In the next century, thinking of another science, we have the great French chemist Antoine Lavoisier (1743-1794), known to all, while his wife Marie-Anne Perret Lavoisier (1758-1836) is not much known. In addition to being gifted in the arts, she has dominated both Latin and English, in contrast to her monogamous husbands. Diligent in translating important scientific works for the French public in general and for her husband in particular. She was a partner in the lab and without her illustrations, much of Lavoisier’s research would be incomprehensible to others. Scientific communication also passed through the drawings of this artist-researcher.
As I mentioned above, nowadays, image technologies resources allow mouse clicks to make illustrations of scientific texts. In the past, scientists needed to draw, as in the nineteenth and twentieth centuries, as with Ernst Haeckel (1834-1919): animal scientist, physician, professor, philosopher, marine biologist and … plastic artist. He identified and named about a thousand species and coined words like, for example, ecology. From today’s point of view, his biography is also tainted: it promoted social Darwinism and scientific racism (like many in the scientific community at the time). His illustrations of polychrome fauna and flora influenced Art Nouveau and became an art book, no longer a science, collected in “Forms of Art in Nature”.
As a contemporary of Structure, we have Santiago Ramón y Cajal (1852-1934), who shared the Nobel Prize in 1906 with Camilo Golgi for his work on the central nervous system. A Spanish scientist was the first to first glimpse the structures of the neural networks in our brain in great detail. Cajal wanted to be an artist, his father dreamed of being a doctor. The young man brought the two together, and his depictions of interlocking neurons are still impressive today. After more than a century of being recognized as a scientist, his paintings are now on display in art galleries and recognized as such.
These examples are not anecdotal, but rather are perhaps the most famous discoveries. They continued into the twentieth century, for example, with the strong intertwining of mathematics and art with Maurits Escher and the mathematician Donald Cockster. Yet the feeling today is that science and art have moved away, as biologist Jennifer Landin laments in a 2015 article on the Scientific American Blog. The introduction to the article (The Thin Line) states: “A century ago, drawing was taught as an essential tool for scientists, and its value for communicating discoveries, but also for improving observation.

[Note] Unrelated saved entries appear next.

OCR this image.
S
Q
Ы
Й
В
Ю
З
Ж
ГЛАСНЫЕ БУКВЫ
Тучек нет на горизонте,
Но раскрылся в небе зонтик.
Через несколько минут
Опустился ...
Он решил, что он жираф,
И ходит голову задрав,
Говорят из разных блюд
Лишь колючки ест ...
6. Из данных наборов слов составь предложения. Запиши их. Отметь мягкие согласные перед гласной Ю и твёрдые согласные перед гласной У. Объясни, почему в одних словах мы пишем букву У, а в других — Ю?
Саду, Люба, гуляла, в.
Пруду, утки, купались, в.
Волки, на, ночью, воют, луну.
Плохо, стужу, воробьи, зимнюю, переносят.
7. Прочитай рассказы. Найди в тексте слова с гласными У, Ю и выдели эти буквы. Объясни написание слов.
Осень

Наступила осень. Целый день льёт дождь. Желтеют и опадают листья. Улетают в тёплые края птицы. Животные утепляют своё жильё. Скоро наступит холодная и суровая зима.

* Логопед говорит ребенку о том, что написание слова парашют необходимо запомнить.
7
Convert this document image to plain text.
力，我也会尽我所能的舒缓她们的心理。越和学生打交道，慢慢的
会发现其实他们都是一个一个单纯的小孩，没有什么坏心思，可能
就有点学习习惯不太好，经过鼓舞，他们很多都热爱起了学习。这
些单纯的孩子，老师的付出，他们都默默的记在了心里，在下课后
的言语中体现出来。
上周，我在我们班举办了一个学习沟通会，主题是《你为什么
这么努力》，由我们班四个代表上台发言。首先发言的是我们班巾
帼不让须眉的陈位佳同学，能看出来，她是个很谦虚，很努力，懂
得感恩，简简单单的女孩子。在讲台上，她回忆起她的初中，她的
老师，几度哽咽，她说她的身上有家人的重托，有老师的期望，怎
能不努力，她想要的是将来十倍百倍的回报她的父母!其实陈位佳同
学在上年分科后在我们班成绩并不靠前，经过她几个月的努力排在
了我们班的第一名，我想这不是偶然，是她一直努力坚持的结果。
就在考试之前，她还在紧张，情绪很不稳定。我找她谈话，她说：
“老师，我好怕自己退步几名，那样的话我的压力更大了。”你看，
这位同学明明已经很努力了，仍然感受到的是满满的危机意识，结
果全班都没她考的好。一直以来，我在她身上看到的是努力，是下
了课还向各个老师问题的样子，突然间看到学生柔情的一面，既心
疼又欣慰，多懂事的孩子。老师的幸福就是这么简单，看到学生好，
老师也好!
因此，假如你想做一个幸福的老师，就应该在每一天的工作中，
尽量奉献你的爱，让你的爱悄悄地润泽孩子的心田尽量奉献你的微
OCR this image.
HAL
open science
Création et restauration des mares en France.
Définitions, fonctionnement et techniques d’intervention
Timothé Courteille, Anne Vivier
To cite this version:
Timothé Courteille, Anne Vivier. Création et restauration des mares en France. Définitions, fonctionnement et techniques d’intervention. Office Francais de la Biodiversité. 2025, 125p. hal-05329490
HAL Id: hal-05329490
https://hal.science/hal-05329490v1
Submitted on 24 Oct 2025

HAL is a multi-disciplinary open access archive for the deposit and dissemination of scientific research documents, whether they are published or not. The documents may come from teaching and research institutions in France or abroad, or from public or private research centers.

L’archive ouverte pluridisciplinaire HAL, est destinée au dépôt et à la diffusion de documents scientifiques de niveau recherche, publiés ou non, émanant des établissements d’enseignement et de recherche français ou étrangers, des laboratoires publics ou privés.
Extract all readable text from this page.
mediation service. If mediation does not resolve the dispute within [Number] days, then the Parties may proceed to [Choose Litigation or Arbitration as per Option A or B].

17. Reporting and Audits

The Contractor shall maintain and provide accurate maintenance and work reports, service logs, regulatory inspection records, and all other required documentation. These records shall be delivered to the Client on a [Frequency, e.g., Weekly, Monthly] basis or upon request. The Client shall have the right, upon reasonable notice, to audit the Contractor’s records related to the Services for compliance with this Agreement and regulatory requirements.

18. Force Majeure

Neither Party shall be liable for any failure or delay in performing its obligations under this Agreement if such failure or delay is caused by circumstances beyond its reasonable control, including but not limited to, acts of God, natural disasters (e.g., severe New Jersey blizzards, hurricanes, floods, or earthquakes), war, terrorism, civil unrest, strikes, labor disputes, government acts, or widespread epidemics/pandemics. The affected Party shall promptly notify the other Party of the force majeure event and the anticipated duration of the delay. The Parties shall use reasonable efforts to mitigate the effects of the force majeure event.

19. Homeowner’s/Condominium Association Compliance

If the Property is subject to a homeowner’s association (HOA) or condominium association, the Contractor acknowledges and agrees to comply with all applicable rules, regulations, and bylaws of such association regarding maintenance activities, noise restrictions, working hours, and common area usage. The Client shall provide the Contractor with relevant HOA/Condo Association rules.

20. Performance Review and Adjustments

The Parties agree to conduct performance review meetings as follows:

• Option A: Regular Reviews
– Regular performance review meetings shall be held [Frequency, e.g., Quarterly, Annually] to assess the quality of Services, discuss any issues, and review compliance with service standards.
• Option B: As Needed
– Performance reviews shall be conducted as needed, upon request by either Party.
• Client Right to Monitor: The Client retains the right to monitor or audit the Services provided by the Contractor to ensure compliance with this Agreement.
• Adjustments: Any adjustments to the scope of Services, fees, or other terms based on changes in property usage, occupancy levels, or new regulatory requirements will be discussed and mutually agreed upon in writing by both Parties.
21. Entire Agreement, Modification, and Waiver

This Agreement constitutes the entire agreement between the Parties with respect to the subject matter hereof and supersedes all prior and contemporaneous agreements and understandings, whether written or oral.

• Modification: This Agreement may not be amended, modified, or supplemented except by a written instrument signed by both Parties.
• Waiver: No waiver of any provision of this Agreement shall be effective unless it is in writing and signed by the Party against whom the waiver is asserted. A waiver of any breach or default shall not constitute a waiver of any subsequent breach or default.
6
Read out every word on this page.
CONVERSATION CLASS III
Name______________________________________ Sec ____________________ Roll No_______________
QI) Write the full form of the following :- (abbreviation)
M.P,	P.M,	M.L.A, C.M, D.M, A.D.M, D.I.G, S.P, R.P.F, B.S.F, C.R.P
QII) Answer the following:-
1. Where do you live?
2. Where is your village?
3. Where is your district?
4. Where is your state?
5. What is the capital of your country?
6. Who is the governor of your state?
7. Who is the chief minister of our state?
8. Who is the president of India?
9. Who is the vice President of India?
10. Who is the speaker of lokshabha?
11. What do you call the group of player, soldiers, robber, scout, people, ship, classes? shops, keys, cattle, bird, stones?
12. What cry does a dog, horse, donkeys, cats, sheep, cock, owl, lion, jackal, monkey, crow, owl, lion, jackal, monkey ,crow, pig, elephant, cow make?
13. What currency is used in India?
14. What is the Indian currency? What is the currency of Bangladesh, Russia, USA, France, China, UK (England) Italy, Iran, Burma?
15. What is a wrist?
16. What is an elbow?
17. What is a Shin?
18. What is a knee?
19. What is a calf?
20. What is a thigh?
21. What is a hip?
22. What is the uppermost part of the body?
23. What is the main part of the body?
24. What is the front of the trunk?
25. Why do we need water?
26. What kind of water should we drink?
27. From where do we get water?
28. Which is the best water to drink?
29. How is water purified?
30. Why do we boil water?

Biology “.
Along the same lines, Shaaron Ainsworth, Vaughan Prain and Russell Tyler, in an article in Science, alluded that emerging research indicates that design should be explicitly recognized as a key element in science education. Here, this fundamental relationship between art and science is discussed by Tania Araujo Jorge and Anunchata Sawada.
Basic connections are often neglected in the face of accelerated technologies, but they can also become poor when they do not cause us black holes. Science has always needed art.
Peter Scholes is a professor at the College of Applied Sciences (FCA) at Unicamp, in Limeira.